Optical spectroscopy of the Be/black hole binary MWC656 -- interaction of a black hole with a circumstellar disc

TL;DR

This study uses optical spectroscopy to analyze the circumstellar disc of the Be/black hole binary MWC 656, revealing disc structure, orbital modulation, and low accretion efficiency, with implications for black hole interactions.

Contribution

It provides detailed spectroscopic evidence showing the circumstellar disc's structure remains similar to Be stars despite the black hole's presence and identifies orbital modulation effects.

Findings

Disc density similar to Be stars

Orbital period modulation of spectral lines

Low accretion efficiency (~2×10⁻⁶)

Abstract

We present new spectroscopic observations of the Be/black hole binary MWC 656 obtained during the period 2015 - 2021. We measure the equivalent width of H$\alpha$ (EW$_\alpha$), H$\beta$ ($EW_\beta$), and the distance between the peaks of H$\alpha$ ($\Delta V_\alpha$), H$\beta$ ($\Delta V_\beta$), and FeII ($\Delta V_{FeII}$) lines. Combining new and old data, we find that: - the density of the circumstellar disc of MWC 656 ($\Delta V_\alpha$ versus $EW_\alpha$ diagram) is similar to the Be stars. For the Be stars we find the relation $\Delta V_\beta = 0.999 \Delta V_\alpha + 62.4$ km s$^{-1}$, and the position of MWC~656 corresponds to the average behaviour of the Be stars. This means that the presence of the black hole does not change the overall structure of the circumstellar disc. - the periodogram analysis indicates modulation of $EW_\alpha$ with a period $60.4 \pm 0.4$ days, which is identical to the binary orbital period.
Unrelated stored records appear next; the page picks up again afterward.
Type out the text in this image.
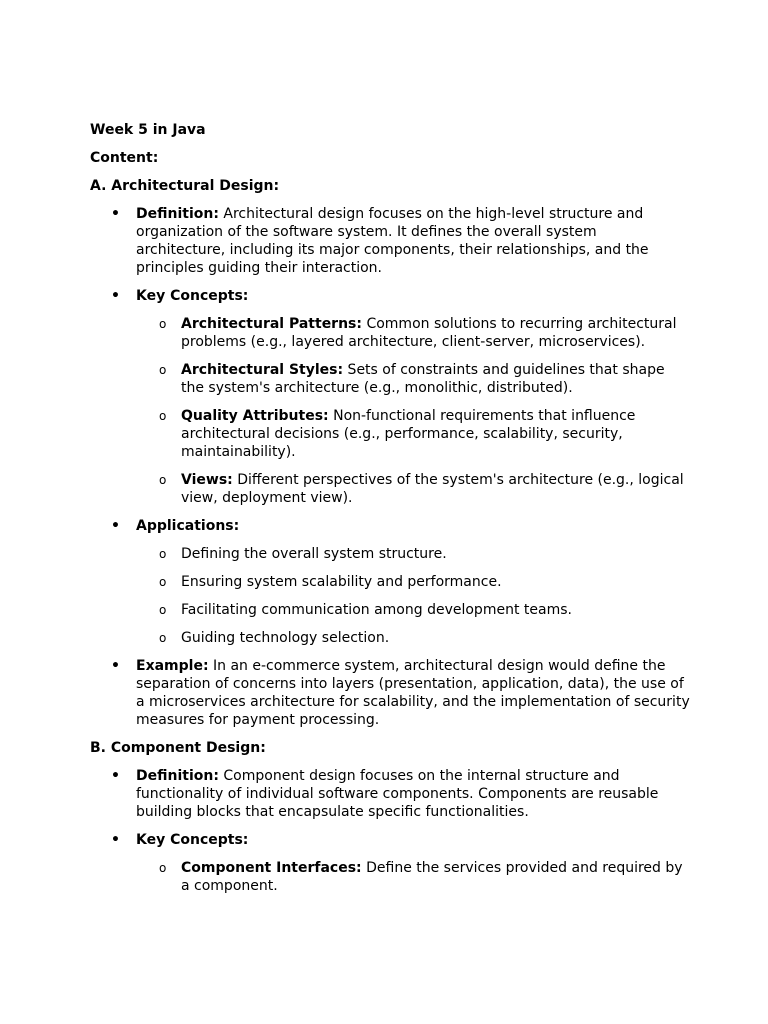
Week 5 in Java

Content:

A. Architectural Design:

• Definition: Architectural design focuses on the high-level structure and organization of the software system. It defines the overall system architecture, including its major components, their relationships, and the principles guiding their interaction.
• Key Concepts:
o Architectural Patterns: Common solutions to recurring architectural problems (e.g., layered architecture, client-server, microservices).
o Architectural Styles: Sets of constraints and guidelines that shape the system's architecture (e.g., monolithic, distributed).
o Quality Attributes: Non-functional requirements that influence architectural decisions (e.g., performance, scalability, security, maintainability).
o Views: Different perspectives of the system's architecture (e.g., logical view, deployment view).
• Applications:
o Defining the overall system structure.
o Ensuring system scalability and performance.
o Facilitating communication among development teams.
o Guiding technology selection.
• Example: In an e-commerce system, architectural design would define the separation of concerns into layers (presentation, application, data), the use of a microservices architecture for scalability, and the implementation of security measures for payment processing.

B. Component Design:

• Definition: Component design focuses on the internal structure and functionality of individual software components. Components are reusable building blocks that encapsulate specific functionalities.
• Key Concepts:
o Component Interfaces: Define the services provided and required by a component.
The maxima of $EW_\alpha$ and $EW_\beta$ are around periastron (phase zero). - around orbital phase zero, $\Delta V_\beta$ and $\Delta V_{FeII}$ decrease by about $30$ km s$^{-1}$. This suggests that we observe an increase of the circumstellar disc size induced by the periastron passage of the black hole and that the entire circumstellar disc pulsates with the orbital period with relative amplitude of 10-20%. The observations also indicate, that the reason for the black hole in MWC 656 to be in deep quiescence is a very low efficiency of accretion ($\sim 2 \times 10^{-6}$).